Далее, людям трудно отличить то, что они знают, от того, что они только думают, будто знают. Самый яркий показатель нашего невежества по поводу подчинения – то, что, когда психиатров, психологов и так далее просили предсказать поведение испытуемых в ходе моего эксперимента, они катастрофически ошибались. Например, психиатры говорили, что лишь один из тысячи способен нанести даже самый слабый удар, так что ошиблись они в 500 раз.

Более того, мы должны задаться вопросом, действительно ли люди усваивают исторические уроки. А может быть, всегда есть «тот, другой», ни стыда, ни совести, который подчиняется властям, даже если при этом приходится нарушить элементарные моральные нормы? Думаю, многим трудно признать, что сами они потенциально способны на безграничное подчинение власти. Чтобы общество осознало эту проблему, нам следует задействовать все доступные педагогические средства – в форме как истории и литературы, так и экспериментов.

Наконец, если одна группа критикует эксперименты только за то, что они просто подтверждают исторические данные, не менее красноречивая группа яростно отрицает, что американские граждане способны подчиняться приказам в такой степени, какую показывает мой эксперимент, а следовательно, отмахивается и от меня самого, и от эксперимента. Советую прочитать мою книгу и сделать самостоятельные выводы.

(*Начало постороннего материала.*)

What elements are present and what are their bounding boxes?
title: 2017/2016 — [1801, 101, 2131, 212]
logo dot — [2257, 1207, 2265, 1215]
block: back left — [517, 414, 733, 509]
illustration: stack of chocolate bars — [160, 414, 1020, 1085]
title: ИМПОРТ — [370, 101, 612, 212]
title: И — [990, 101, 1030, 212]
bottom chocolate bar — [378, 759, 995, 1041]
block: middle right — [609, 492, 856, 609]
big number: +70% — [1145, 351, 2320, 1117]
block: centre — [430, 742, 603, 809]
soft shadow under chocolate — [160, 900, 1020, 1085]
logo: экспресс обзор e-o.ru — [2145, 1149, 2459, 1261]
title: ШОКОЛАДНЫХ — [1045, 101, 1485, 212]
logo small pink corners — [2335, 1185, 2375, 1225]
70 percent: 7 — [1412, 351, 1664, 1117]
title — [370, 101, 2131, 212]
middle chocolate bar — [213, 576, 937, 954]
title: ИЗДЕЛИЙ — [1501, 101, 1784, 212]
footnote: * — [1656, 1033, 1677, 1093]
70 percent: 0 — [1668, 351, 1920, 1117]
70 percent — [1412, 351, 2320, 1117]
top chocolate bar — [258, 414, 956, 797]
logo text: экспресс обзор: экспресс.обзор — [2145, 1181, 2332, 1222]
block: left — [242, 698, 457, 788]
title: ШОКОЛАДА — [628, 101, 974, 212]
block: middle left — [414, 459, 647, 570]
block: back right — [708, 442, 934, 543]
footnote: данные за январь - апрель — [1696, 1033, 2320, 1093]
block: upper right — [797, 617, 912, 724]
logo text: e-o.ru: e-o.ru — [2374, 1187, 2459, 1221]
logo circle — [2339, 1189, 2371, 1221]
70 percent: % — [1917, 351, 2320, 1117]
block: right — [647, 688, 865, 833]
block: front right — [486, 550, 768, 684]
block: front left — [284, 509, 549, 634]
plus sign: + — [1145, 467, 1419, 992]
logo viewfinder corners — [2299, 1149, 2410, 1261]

ТАВРИС: Ваши исследования – и подчинения, и городской жизни – касаются сети социальных ограничений. Какие факторы кажутся вам самыми важными, скажем, в составе атмосферы большого города?

МИЛГРЭМ: Очевидно, степень моральной и социальной вовлеченности во взаимоотношения и те ограничения, которые накладывают на это объективные обстоятельства городской жизни. Людей и событий, с которыми нужно как-то взаимодействовать, настолько много, что часто приходится отказываться от потенциальных вложений в отношения, иначе не справиться с жизнью. Если живешь у проселочной дороги, можешь здороваться с каждым прохожим, но на Пятой авеню это, конечно, невозможно.

Например, в качестве меры социальной вовлеченности мы сейчас исследуем реакцию на потерявшегося ребенка в мегаполисе и маленьком городке. Девятилетний мальчик просит помочь позвонить домой. Аспиранты зарегистрировали огромную разницу между жителями мегаполисов и маленьких городков: в городе многие отказывались помогать девятилетнему ребенку. Постановка задачи мне понравилась, поскольку нет более значимой меры качества культуры, чем то, как там обращаются с детьми.

ТАВРИС: Неужели в больших городах вырабатывается безразличие друг к другу? И с этим ничего нельзя поделать? На улицах китайских городов не встретишь пьяниц и попрошаек, но если бы такое случилось, все почувствовали бы себя обязанными помочь. Моральные нормы требуют помогать окружающим, так что никому не пришлось бы играть роль одинокого доброго самаритянина.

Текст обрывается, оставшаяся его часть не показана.